Iklan


Wedang Cor dan Lelahnya Urusan Dunia

Bhumi Literasi
Tuesday, May 27, 2025, May 27, 2025 WIB Last Updated 2025-05-28T03:42:14Z


 


Di sebuah sudut Jakarta Timur, tepatnya di Jl. Pendidikan 1 Cijantung, berdirilah sebuah warung sederhana bernama Sego Goreng Suroboyo. Warung itu bukan sekedar tempat makan, tapi tempat melepas penat dan melebur tawa. Malam itu, pukul 19.00, tiga sahabat lama janjian untuk bertemu di sana: Cak Messi, Cak Ronaldo, dan Cak Neymar.

Tiga lelaki dengan nama beken, entah memang kebetulan atau memang suka dipanggil begitu, datang dari arah yang berbeda, tapi dengan tujuan yang sama: beristirahat dari lelahnya urusan dunia. Cak Messi datang lebih dulu, mengenakan kaos biru tua dan membawa termos kecil berisi kopi. Tak lama kemudian, Cak Ronaldo datang dengan langkah gagah khasnya, disusul oleh Cak Neymar yang selalu tampil santai dengan sandal jepit dan topi terbalik.

"Yowes, lengkap kabeh!" seru Cak Ronaldo sambil menepuk bahu dua sahabatnya. Mereka tertawa kecil, seperti anak-anak yang tak pernah benar-benar dewasa. Mereka duduk di pojokan warung, meja kayu panjang yang biasa dipakai rombongan, tapi malam itu hanya untuk mereka bertiga.

Tak lama, sego goreng abang pedes datang, mengepul dan harum menggoda. "Iki baru makanan sejati, rek," ujar Cak Neymar sambil menyeruput wedang cor panas yang baru saja disajikan. Wedang itu begitu pas: manis, hangat, dan menyelusup ke dada, mengusir segala dingin, baik dari cuaca maupun dari hati yang capek.
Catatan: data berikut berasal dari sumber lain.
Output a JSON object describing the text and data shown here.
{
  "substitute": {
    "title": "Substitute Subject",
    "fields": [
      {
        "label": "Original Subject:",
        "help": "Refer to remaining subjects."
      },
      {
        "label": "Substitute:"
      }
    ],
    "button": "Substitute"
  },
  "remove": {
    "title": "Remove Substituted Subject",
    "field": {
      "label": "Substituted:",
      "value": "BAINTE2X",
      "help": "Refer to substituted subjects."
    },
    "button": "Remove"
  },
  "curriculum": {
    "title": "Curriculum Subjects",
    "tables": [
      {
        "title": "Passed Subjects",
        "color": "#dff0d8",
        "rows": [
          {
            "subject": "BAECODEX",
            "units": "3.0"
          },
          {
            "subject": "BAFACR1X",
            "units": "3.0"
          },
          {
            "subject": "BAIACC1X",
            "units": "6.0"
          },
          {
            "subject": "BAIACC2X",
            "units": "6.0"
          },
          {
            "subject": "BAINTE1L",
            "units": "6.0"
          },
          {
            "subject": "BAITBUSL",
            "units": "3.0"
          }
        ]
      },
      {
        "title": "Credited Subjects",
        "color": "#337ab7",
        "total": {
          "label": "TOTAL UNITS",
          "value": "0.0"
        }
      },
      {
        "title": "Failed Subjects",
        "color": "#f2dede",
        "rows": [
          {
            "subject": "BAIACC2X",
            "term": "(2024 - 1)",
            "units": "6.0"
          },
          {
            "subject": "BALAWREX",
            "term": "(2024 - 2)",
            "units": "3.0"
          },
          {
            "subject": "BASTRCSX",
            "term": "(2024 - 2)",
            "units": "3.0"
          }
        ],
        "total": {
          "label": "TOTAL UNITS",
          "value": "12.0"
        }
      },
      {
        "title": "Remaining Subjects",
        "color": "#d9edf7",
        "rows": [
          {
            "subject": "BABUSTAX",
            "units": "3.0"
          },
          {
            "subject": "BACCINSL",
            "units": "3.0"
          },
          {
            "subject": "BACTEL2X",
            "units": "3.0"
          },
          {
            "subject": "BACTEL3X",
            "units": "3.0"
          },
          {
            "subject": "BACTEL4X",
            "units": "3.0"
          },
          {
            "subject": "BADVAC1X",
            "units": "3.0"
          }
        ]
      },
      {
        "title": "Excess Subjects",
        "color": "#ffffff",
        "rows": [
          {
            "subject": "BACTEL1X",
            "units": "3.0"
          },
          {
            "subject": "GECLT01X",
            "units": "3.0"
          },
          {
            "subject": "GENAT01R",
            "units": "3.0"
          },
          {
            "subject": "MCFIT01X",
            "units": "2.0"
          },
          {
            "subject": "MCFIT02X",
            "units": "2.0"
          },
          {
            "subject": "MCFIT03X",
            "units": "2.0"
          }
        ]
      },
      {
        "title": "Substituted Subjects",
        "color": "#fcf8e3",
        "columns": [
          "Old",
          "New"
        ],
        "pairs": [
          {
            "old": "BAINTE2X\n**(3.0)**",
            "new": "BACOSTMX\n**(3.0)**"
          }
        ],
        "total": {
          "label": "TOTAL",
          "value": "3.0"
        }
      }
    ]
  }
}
Obrolan pun mengalir. Mereka tidak membahas dunia, tidak membahas pekerjaan, tidak juga membahas masa depan. Mereka hanya tertawa tentang masa lalu: tentang sepeda butut yang dulu sering mereka naiki bertiga, tentang patah hati pertama, dan tentang mimpi-mimpi yang dulu begitu besar, tapi kini dibiarkan mengendap diam.

"Kadang aku mikir, rek, hidup iki terlalu rame. Penuh target, deadline, dan ekspektasi," ujar Cak Messi sambil mengaduk-aduk nasinya. Cak Ronaldo mengangguk. "Makanya aku seneng kumpul begini. Ora usah mikir apa-apa. Makan, ngopi, ngobrol. Cukup."

Cak Neymar menatap langit yang mulai gelap. "Kadang aku iri karo warung ini. Sederhana, tapi semua orang yang datang ke sini kelihatan lebih hidup." Dua sahabatnya diam, tapi dalam hati mereka setuju. Malam itu, tidak ada jabatan, tidak ada tekanan, hanya tiga sahabat dan satu meja penuh makanan.

Jam terus berjalan. Tapi mereka tak buru-buru pulang. Mereka tahu, waktu seperti ini adalah kemewahan yang tak bisa dibeli: duduk bertiga, tertawa lepas, dan merasa bahwa meski dunia sibuk, hati mereka tetap punya rumah untuk pulang.

Malam itu, Sego Goreng Suroboyo bukan cuma warung. Ia jadi tempat di mana lelah dilepas, dan sahabat kembali jadi anak-anak yang hanya butuh sego goreng abang pedes dan wedang cor panas untuk merasa bahagia.